静かに微笑み、他の誰よりも静かに立っていた。
「今日は日が悪りぃや店閉めだ!おまんま食い上げだなぁ!」
演説を途中で終わり、皆が方々に散りゆく中、ジルは彼女に近づいた。
「俺はジル。なぁ今夜、メシ行かねぇ?ちょっと遠いけど、ミートポトフの店があってさ」
アンナは少し驚き、すぐに笑った。
「ええ。良いですよ」
そして、夜。
ジルは花屋にアンナを迎えに行く。
歩きながら話す二人。
「あなたの嘘には、真実がある気がするんです」
「え?いや、俺、ペテン師だからな?」
「でも、演劇みたいで。見えないけど……あなたの言葉、好きですよ」
ジルは笑いながら、少しだけ赤面した。
「……あっ、財布忘れた!悪ぃ、すぐ戻るから、まっすぐ行ってて!」
アンナは頷き、ジルが指した路地へ。
⸻
アンナ、再びあの路地へ。
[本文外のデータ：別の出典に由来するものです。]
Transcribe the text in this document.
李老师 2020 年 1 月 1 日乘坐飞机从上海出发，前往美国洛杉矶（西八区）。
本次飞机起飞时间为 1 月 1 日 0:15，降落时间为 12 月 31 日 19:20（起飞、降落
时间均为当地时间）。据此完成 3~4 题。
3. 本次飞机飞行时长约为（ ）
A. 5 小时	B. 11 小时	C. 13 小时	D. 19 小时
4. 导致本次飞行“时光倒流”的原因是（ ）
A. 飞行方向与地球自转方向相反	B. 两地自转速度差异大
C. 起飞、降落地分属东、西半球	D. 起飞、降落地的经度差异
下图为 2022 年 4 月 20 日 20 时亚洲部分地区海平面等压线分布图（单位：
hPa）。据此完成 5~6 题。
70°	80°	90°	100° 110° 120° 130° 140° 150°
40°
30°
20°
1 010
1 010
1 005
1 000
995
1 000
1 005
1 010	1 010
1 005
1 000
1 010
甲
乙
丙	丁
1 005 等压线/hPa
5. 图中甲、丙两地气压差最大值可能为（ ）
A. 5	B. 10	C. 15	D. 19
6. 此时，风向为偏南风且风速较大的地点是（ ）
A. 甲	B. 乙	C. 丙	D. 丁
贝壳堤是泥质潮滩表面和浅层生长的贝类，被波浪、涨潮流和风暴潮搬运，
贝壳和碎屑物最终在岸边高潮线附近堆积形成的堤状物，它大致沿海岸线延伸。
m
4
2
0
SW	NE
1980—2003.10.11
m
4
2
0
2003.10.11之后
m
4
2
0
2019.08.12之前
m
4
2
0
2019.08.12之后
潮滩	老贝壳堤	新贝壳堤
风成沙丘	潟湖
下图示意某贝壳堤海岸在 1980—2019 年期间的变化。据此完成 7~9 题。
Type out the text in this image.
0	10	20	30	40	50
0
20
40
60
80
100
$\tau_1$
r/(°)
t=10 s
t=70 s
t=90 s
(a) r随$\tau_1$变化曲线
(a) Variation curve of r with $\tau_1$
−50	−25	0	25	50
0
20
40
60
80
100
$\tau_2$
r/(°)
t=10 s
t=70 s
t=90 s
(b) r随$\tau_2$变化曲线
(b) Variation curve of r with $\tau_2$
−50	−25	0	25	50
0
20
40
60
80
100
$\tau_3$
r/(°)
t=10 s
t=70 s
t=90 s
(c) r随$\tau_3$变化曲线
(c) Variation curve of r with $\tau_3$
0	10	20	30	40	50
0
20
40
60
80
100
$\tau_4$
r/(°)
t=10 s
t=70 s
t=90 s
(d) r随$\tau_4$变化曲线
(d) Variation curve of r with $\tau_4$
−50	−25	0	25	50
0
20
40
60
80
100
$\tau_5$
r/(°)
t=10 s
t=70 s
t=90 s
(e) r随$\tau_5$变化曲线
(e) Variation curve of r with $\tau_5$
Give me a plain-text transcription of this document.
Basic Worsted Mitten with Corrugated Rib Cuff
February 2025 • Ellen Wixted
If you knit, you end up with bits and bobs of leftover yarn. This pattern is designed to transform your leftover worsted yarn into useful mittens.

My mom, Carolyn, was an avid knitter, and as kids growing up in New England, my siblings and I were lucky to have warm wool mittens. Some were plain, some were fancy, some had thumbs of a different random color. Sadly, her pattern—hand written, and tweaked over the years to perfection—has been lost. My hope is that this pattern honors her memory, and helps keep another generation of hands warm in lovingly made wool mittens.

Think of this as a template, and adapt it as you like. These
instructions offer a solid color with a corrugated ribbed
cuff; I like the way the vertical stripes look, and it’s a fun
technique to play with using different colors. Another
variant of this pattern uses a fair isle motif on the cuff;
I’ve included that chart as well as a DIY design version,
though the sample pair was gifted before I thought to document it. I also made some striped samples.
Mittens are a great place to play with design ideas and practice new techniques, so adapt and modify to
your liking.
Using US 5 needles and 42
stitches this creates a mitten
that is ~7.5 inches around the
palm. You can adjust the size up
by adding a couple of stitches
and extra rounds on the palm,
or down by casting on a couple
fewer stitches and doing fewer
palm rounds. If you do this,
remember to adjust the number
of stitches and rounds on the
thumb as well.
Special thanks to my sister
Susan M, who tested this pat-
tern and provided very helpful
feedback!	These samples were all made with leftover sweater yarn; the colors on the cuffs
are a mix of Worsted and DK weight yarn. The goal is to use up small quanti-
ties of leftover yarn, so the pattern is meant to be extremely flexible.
闇が近づいていた。
チンピラたちが、同じ場所で馬車を物色していた。
「女……!こっち見てたよなァ!?」
ジルの夢が、重なる。
そこへ、ジルが飛び込んで来た!!
「待て、この人は目が——」
「知るかッ!!」
ナイフが突き出される瞬間。
「来るなら、俺に来いッ!!」
両手を広げて、アンナを庇う。
そのとき。
「動くなッ!!」
路地奥から現れる、鎧の足音。
王国の紋章を掲げた兵士たちが現れた。
「貴様らを現行犯で拘束する!」
チンピラは取り押さえられ、引きずられていく。
ジルは呆然としたまま、アンナの手を握った。
「財布を取りに行った……って言いたいとこだけど、実は途中で近くの屯所に走って報告してた」
彼女の手を離さずに、心の中でぼそっと呟いた。
「……ギリギリだったな」
⸻
騒ぎが収まった後、道の向こうから馬車が近づく。
乗っていたのは、兵士から報告を受けるバリュス卿。
「ふむ……また嘘をついてペテンを……いや、この女性を助けたか」
ジルは今までの経緯を、バリュス卿に話した。
バリュスは馬車から降りると、二人に向かって言った。
「二人とも、馬車に乗ってくれ」
馬車はそのまま、隣町のバリュス邸へ。
重厚な扉。薪のはぜる音。
夫人が笑顔で迎える。
バリュス卿は、妻に軽く耳打ちをする。
笑顔で、キッチンに向かう妻。
「お口に合うかわからないけど……」
テーブルの上に置かれた鍋から、芳しい香りが立ち上った。
ジルは目を見開き、アンナは微笑む。
「……ミートポトフかよ」
ジルはふっと笑い、初めて気が抜けたような表情をした。